But Weaver’s buddy “kept prodding,” he says, and one night last February, that prodding aligned with some warm, fuzzy vibes he felt following a Lucy Dacus concert at Ruins.

“It was a great show,” Weaver says. “And with around 250 to 300 people there, it was the kind of crowd I might’ve played for on a really good night during my music career. The kind of shows I really missed were a lot like that one. I played somewhere between 800 and 1,000 shows most likely and it could sometimes be kind of rote and feel like work, but you could just see that night had to be a really special night for her and the crowd sang along and I felt myself really missing that feeling.”

Yates had offered to handle all the details of planning a concert, so his friend could focus on performing it, though Weaver had two rules for Yates to mind. The concert would have to take place during the baseball offseason, and that it would need to benefit a charity. With that conversation happening a mere few weeks before the 2019 Rangers season, the show was scheduled for almost a year later. The choice for the charity partner was also an easy one.

Since his guitar went into storage over four years ago, any proceeds from Weaver’s online music sales have gone to benefit Refugee Services of Texas. Since 1978, the Dallas-based social service agency has supported refugees as they integrate into their new communities. Weaver admits there was a time years ago he wasn’t fully aware “of what a refugee really was,” but the immigration debate surrounding the 2016 presidential election and the subsequent travel ban [Executive Order 13769] of early 2017 led him into greater awareness and action.

“I began talking to the people at Refugee Services of Texas,” he says. “And learning about the process refugees go through. It can be a five- or six-year process. Globally, there are just so many refugees from war-torn areas and areas where gangs and organized crime is running wild. The first protest I ever took part in was at DFW Airport when the travel ban was placed.”

Weaver produced a video documenting not only the protest but his views on the issue at hand. According to the International Rescue Committee, a refugee “is someone who has been forced to flee his or her home because of war, violence or persecution often without warning.”

A concert benefiting a Texas organization devoted to assisting refugees is arguably even more urgent now than in 2017.

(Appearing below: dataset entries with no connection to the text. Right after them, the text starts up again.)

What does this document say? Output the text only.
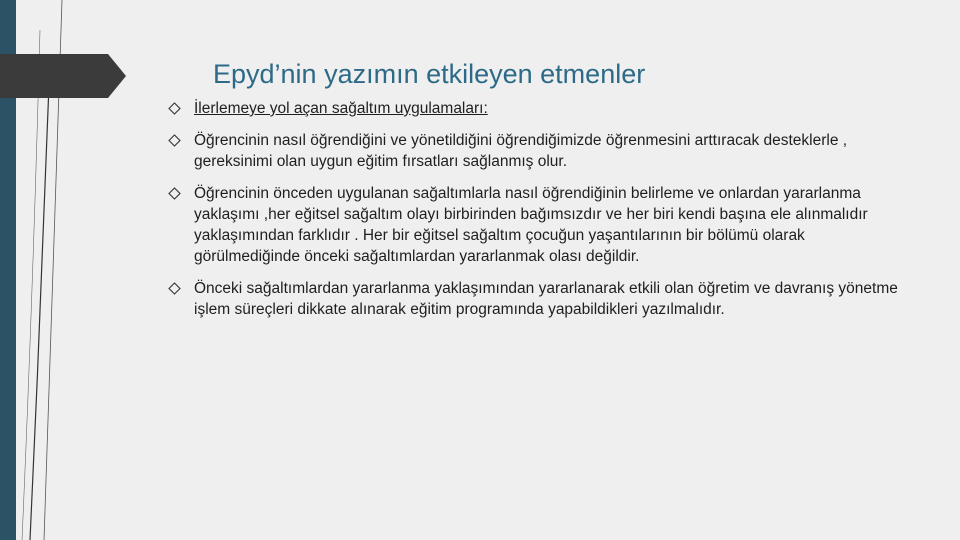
Epyd’nin yazımın etkileyen etmenler
İlerlemeye yol açan sağaltım uygulamaları:
Öğrencinin nasıl öğrendiğini ve yönetildiğini öğrendiğimizde öğrenmesini arttıracak desteklerle , gereksinimi olan uygun eğitim fırsatları sağlanmış olur.
Öğrencinin önceden uygulanan sağaltımlarla nasıl öğrendiğinin belirleme ve onlardan yararlanma yaklaşımı ,her eğitsel sağaltım olayı birbirinden bağımsızdır ve her biri kendi başına ele alınmalıdır yaklaşımından farklıdır . Her bir eğitsel sağaltım çocuğun yaşantılarının bir bölümü olarak görülmediğinde önceki sağaltımlardan yararlanmak olası değildir.
Önceki sağaltımlardan yararlanma yaklaşımından yararlanarak etkili olan öğretim ve davranış yönetme işlem süreçleri dikkate alınarak eğitim programında yapabildikleri yazılmalıdır.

Last week, a federal judge blocked a Trump administration policy clearing the way for Texas Gov. Greg Abbott to prevent any more refugees from settling in the state, an intention the governor publicly announced on Jan. 10, that Weaver describes as “an utterly craven and cowardly move.”

“Refugees are often the most vulnerable of the most vulnerable,” Weaver says. “Women, children and the elderly, often leaving everything behind. It would mean so much to me to have an advocate in that situation. That’s where the anger part comes in, because you see politicians use flat-out falsehoods and fear-mongering just to get votes.”

In October, following yet another disappointing Texas Rangers season, Weaver grabbed his guitar out of storage and began rebuilding his pedal board. As rehearsals began and those missing callouses began to reappear, there were times the songs came back with ease, and other moments where he “stumbled through it.”

Weaver says he's noticed that his 40-year-old voice is deeper than it was last time he sang his own songs, and along the same lines, his kids have now grown old enough to understand what their dad is attempting to do. Doing right by those seeking refuge in America makes Weaver far more nervous than the other matters — like whether he can still hit the higher notes of his younger days.

“Going back to that preacher’s son mentality ... there’s a window in my brain where I’ve gone from ‘I don’t want to disappoint my parents’ to now ‘I hope I don’t disappoint my kids because some of their friends will be at the show,'” he says. "To them, I’m not Levi Weaver, the singer, or Levi Weaver, the baseball writer, I’m Lincoln’s dad. That’s added pressure I didn’t expect.”